Rep. Ilhan Omar (D-Minn.) in Washington on Feb. 26. (Joshua Roberts/Getty Images)
Columnist
What does Rep. Ilhan Omar have in common with President Trump? Sadly, more than you would think.
The Democratic freshman from Minnesota is perhaps the most prominent victim of the anti-Muslim hatred that Trump spews. The president appeared to be referring to Omar, a Somali American, when he told a conservative audience Saturday that certain members of Congress “hate our country.” She has also been the target of regular death threats and vile displays such as a poster at a GOP-sponsored event in the West Virginia Capitol on Friday linking her to the Sept. 11, 2001, terrorist attacks.
Yet Omar herself is doing something akin to what her disgusting opponents are doing to her: She has suggested that Americans who support Israel — by implication, Jews — are disloyal to the United States. At an event in Washington last week, Omar said, in the context of the pro-Israel lobby, that “I want to talk about the political influence in this country that says it is okay for people to push for allegiance to a foreign country.”
When Rep. Nita M. Lowey (D-N.Y.), chairman of the House Appropriations Committee, protested Omar’s use of “anti-Semitic tropes that accuse Jews of dual loyalty,” Omar doubled down by tweeting, “I should not be expected to have allegiance/pledge support to a foreign country in order to serve my country in Congress or serve on committee.”
This comes a few weeks after she apologized for suggesting that pro-Israel lawmakers had been bought (“it’s all about the Benjamins”) and for an old quote of hers about “evil” Israel hypnotizing the world. Democratic leaders plan to introduce a resolution on the House floor on Wednesday rebuking such comments.

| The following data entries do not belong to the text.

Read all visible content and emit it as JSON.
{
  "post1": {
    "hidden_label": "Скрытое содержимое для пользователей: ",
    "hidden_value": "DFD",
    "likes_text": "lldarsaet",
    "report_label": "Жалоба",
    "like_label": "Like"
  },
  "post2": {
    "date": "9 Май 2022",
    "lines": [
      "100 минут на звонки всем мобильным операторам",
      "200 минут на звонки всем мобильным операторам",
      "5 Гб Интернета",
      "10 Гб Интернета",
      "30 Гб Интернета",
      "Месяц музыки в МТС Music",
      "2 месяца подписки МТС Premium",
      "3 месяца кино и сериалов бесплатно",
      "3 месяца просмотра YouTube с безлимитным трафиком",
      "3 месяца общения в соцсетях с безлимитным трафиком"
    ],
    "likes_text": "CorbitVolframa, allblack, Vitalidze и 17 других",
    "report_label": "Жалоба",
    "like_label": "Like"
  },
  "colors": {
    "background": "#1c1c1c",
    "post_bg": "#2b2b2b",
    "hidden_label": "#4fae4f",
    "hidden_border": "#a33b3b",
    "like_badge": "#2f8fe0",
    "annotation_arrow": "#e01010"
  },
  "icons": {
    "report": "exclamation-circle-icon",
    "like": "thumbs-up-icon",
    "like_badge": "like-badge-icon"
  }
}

To be clear, the bigotry practiced by the president and by the racists behind the West Virginia poster is orders of magnitude worse than what Omar is doing. But at the core, they are using versions of the same technique: accusing those from other cultures of betraying America by putting their loyalty — their “allegiance” — elsewhere.
Who is Ilhan Omar?
Minnesota state Rep. Ilhan Omar (D) is one of two Muslim women elected to Congress on Nov. 6 
Muslims, more than any other group in the United States, are routinely accused of disloyalty. For Omar to turn around and use the same trope against others boggles the mind.
Those behind the West Virginia poster are probably irredeemable. The poster, which juxtaposed photos of Omar and of the World Trade Center burning, proposed that Americans have “forgotten” the 2001 attacks because they elected Omar to Congress. A fracas ensued at the state Capitol after the appearance of the poster, which Republicans there were slow to condemn.
Likewise, Trump has, with his talk of a Muslim ban, proposed that Muslims are disloyal. During a weekend of wild accusations (Democrats don’t mind executing babies; the Michael Cohen hearing sabotaged North Korea talks; and special counsel Robert S. Mueller III is peddling “bulls---”), the president inevitably targeted the foreign-born. “Right now, we have people in Congress that hate our country and you know that,” he said at the Conservative Political Action Conference, in remarks widely believed to be referring to Omar (some in the crowd shouted her name). “When I see some of the things being made, the statements being made, it’s very, very sad. Find out: How did they do in their country? . . . Not so good, not so good.”
“Their country.” Because they don’t have “allegiance” to America.
Part of the far-right’s anti-Muslim bigotry is the slander that Muslims can’t hold office and won’t respect U.S. justice because they are loyal to Sharia law. Anti-Sharia bills have been introduced in most states and enacted in about 10. They are legally meaningless (the Constitution already trumps foreign law) and serve largely to create the perception that Muslims are loyal to a foreign set of beliefs.
The age-old “dual loyalty” slander against American Jews is similar. As the Anti-Defamation League put it , in response to Omar’s latest use of the technique, “it alleges that Jews should be suspected of being disloyal neighbors or citizens because their true allegiance is to their co-religionists around the world or to a secret and immoral Jewish agenda.” Omar’s explanation — that she is referring to pro-Israel lobbyists and not Jews — is a distinction without a difference in anti-Semites’ minds.
Omar protests that “I am told everyday that I am anti-American if I am not pro-Israel” and that “my colleagues remain silent” when Trump and Republicans question her “Americanness.” In fact, I have seen many of Omar’s Democratic colleagues and American Jewish groups denounce the bigotry practiced against her, and I have heard none suggest that she is “anti-American” because she is not “pro-Israel.”
“I know what it means to be American and no one will ever tell me otherwise,” Omar tweeted. Exactly! That’s why Omar should stop accusing other Americans of “allegiance” to a foreign power.
Most American Jews are little more pleased with Israel’s current policies than Omar is. But those who support Israel’s policies aren’t disloyal to America. When Omar questions their patriotism, she is reading from the same bigoted playbook that launched Trump.